- Poster presentation
- Open Access
Role of invasive and non-invasive additional imaging methods in pediatric rheumatology
© Kozhevnikov et al; licensee BioMed Central Ltd. 2014
- Published: 17 September 2014
- Cavernous Hemangioma
- Pediatric Rheumatology
- Skeletal Dysplasia
Juvenile arthropathy it’s a term combining heterogeneous group of joints diseases in children, which are characterized by structural, morphological and functional changes of inflammatory nature and non inflammatory disorders. Chronic inflammatory process may be "driving" mechanism that is determine the nature of the articular lesions with specific clinical, instrumental and laboratory picture or maybe just one of the features of another pathology. Similarity of clinical and radiological picture, chronic nature of the flow, various of pathogenetic therapy and outcomes of the disease do this group one of the difficult to diagnose.
To study the masks of JIA and no rheumatology pathology joint in children of Russian Federation.
Clinical, serological, x-ray manifestations, ultrasound, MRI, arthroscopy data were analyzed in more then 300 children which examined in hospital department with presumptive diagnosis JIA.
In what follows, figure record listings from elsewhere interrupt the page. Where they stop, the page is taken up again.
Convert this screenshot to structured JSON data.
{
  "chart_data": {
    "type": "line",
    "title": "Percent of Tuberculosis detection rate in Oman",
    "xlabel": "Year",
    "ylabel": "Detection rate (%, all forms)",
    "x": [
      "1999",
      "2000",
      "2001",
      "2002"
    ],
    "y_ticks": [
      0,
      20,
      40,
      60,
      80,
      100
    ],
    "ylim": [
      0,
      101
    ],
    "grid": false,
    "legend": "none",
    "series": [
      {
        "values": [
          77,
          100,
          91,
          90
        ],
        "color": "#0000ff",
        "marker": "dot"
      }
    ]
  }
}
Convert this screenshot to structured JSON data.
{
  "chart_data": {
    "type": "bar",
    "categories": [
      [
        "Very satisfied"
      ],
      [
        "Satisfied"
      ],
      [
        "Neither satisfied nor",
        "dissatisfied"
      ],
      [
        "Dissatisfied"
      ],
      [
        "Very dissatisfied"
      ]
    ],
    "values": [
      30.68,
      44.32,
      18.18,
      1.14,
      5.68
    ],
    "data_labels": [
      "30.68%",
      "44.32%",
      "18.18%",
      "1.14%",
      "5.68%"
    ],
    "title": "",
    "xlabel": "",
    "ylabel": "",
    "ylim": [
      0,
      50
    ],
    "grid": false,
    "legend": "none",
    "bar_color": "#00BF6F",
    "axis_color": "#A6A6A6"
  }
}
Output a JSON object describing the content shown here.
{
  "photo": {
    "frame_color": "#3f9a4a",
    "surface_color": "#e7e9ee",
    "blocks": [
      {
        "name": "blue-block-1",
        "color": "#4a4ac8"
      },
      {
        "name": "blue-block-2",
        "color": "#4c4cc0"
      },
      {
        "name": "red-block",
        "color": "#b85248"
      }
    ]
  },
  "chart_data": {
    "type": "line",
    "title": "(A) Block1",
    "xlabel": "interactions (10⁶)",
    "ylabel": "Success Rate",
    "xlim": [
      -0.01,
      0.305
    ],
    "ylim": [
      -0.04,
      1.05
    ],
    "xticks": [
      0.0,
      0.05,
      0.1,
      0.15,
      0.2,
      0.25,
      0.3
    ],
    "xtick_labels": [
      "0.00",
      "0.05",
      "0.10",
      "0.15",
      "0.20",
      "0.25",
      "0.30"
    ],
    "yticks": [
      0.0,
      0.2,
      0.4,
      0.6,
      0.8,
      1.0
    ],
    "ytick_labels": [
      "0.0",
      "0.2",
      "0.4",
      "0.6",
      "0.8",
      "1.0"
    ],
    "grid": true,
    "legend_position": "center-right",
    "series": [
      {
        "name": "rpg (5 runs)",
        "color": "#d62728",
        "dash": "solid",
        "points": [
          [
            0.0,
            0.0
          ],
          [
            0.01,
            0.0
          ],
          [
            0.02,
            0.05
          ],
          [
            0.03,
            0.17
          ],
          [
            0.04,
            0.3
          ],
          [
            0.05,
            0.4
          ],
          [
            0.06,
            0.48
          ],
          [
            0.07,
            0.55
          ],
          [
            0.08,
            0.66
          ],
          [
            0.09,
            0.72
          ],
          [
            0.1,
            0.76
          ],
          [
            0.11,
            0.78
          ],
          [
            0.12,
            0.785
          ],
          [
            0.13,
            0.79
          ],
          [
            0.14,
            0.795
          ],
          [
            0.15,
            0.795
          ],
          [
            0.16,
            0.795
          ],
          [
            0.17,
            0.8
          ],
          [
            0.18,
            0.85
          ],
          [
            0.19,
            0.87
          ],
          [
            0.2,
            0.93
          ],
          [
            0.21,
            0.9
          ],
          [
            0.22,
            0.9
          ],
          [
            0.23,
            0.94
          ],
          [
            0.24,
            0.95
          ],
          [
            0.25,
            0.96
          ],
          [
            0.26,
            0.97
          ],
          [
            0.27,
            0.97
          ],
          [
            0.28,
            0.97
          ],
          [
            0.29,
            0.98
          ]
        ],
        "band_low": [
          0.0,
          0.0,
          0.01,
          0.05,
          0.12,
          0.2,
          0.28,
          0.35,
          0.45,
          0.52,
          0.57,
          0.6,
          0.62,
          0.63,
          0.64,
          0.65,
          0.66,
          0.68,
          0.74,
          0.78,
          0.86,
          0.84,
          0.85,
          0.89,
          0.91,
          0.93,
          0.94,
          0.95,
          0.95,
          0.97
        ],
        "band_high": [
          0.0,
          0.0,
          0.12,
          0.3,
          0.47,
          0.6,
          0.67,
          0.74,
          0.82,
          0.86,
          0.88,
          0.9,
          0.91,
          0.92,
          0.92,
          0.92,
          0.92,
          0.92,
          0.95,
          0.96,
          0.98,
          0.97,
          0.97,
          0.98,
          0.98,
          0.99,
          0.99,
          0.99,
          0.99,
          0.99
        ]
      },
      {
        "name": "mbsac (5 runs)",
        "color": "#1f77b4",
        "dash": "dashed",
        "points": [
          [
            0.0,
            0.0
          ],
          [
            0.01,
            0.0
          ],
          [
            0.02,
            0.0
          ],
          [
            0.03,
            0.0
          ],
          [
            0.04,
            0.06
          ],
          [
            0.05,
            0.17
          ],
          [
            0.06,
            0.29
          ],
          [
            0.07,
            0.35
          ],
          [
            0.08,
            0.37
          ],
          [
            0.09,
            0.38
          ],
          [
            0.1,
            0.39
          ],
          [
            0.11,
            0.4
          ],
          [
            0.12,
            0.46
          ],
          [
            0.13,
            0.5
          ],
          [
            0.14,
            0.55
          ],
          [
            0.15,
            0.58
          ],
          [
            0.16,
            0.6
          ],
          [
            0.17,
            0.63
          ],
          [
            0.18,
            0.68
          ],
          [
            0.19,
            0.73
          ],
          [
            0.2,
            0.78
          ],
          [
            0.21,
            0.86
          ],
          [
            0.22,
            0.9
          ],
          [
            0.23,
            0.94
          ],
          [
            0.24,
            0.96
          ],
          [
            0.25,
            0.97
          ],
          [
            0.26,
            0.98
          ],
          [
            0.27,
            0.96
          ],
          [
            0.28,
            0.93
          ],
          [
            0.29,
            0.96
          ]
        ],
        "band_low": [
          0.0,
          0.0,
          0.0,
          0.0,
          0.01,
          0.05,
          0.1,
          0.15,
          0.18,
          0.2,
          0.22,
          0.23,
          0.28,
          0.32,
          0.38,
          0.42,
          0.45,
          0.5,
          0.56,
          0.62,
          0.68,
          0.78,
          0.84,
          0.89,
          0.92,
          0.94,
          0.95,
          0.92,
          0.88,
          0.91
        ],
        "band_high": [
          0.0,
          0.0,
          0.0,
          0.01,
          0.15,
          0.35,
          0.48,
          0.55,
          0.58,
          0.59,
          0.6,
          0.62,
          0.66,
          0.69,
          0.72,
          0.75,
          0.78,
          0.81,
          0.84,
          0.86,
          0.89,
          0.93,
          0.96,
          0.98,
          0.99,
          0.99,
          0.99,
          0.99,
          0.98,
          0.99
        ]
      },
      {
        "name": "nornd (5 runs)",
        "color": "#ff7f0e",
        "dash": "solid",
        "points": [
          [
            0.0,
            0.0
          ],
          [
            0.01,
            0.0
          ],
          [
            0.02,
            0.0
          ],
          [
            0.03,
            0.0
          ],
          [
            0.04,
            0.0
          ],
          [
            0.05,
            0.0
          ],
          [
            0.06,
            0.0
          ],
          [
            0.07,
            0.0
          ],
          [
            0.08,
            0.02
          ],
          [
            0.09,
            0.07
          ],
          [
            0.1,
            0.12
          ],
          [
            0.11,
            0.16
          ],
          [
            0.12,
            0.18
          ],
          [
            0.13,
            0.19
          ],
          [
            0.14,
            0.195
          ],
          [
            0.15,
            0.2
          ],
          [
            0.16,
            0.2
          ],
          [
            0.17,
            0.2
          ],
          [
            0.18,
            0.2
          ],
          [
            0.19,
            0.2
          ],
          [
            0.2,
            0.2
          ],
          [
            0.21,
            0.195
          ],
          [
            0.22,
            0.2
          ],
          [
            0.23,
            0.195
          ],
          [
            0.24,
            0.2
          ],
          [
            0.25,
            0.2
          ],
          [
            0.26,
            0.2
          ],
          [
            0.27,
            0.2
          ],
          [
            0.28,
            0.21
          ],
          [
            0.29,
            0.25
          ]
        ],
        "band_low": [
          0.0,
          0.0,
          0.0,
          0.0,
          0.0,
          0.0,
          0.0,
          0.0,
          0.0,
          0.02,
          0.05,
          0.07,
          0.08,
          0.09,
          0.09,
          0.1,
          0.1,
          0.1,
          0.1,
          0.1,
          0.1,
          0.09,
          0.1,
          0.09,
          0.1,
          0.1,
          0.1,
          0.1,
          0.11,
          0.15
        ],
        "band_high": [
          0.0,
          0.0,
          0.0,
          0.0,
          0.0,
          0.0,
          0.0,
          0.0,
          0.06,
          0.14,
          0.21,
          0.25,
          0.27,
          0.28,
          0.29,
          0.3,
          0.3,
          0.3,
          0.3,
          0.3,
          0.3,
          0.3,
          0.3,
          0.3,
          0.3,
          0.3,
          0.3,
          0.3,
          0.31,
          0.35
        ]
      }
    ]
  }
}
All children were subjected to complete rheumatology examination, and remained under our observation for a long time in order to assess the dynamic of the articular lesion. Children with classic course of JIA were appointed basic anti-inflammatory drugs (methotrexat, anti-TNF, IL6 block). In cases when clinically atypical duration or laboratory "mute" of arthritis, long persistence monoarthritis and also variants with fever or destructive bones change we were applied deeper imaging methods such as MRI, arthroscopy, 3-phase osteo scintigraphy and other. Over five years were diagnosed six cases of tuberculous lesion of the joints (specific destruction of bone + biopsy), two cases of tuberculous periarthicular soft tissue (cyst formation with tyromatosis), fourteen cases of vascular anomaly (cavernous hemangioma, dysplasia of the superficial veins), five cases of atypical localization focus of osteoid-osteoma (the bottom of the acetabulum, the bottom of the fossa coronoidea humerous, processus posterior of the talus), six cases of pigmental villous and chronic hemorrhagic synovitis of the knee and ankle joint, several cases of the skeletal dysplasia, and in rare cases of histiocytosis, malignant B-cell lymphoma, osteomyelitis and other rare bones disorders. Not one cases of the CRMO. In many cases due to this methods, we were excluded such diagnosis like tumors of the joints, different forms osteochondropathy. Such typical changing of the bones in JIA are usually degenerative nature in chronic uncontrolled inflammation.
In some cases in undifferentiated arthritis, time of the diagnosis may determine the success of treatment. Any arthritis after failure of anti-inflammatory and antibacterial therapy should be questioned of rheumatic nature. Application invasive and non-invasive additional imaging methods can reduce the risk of incorrect diagnosis.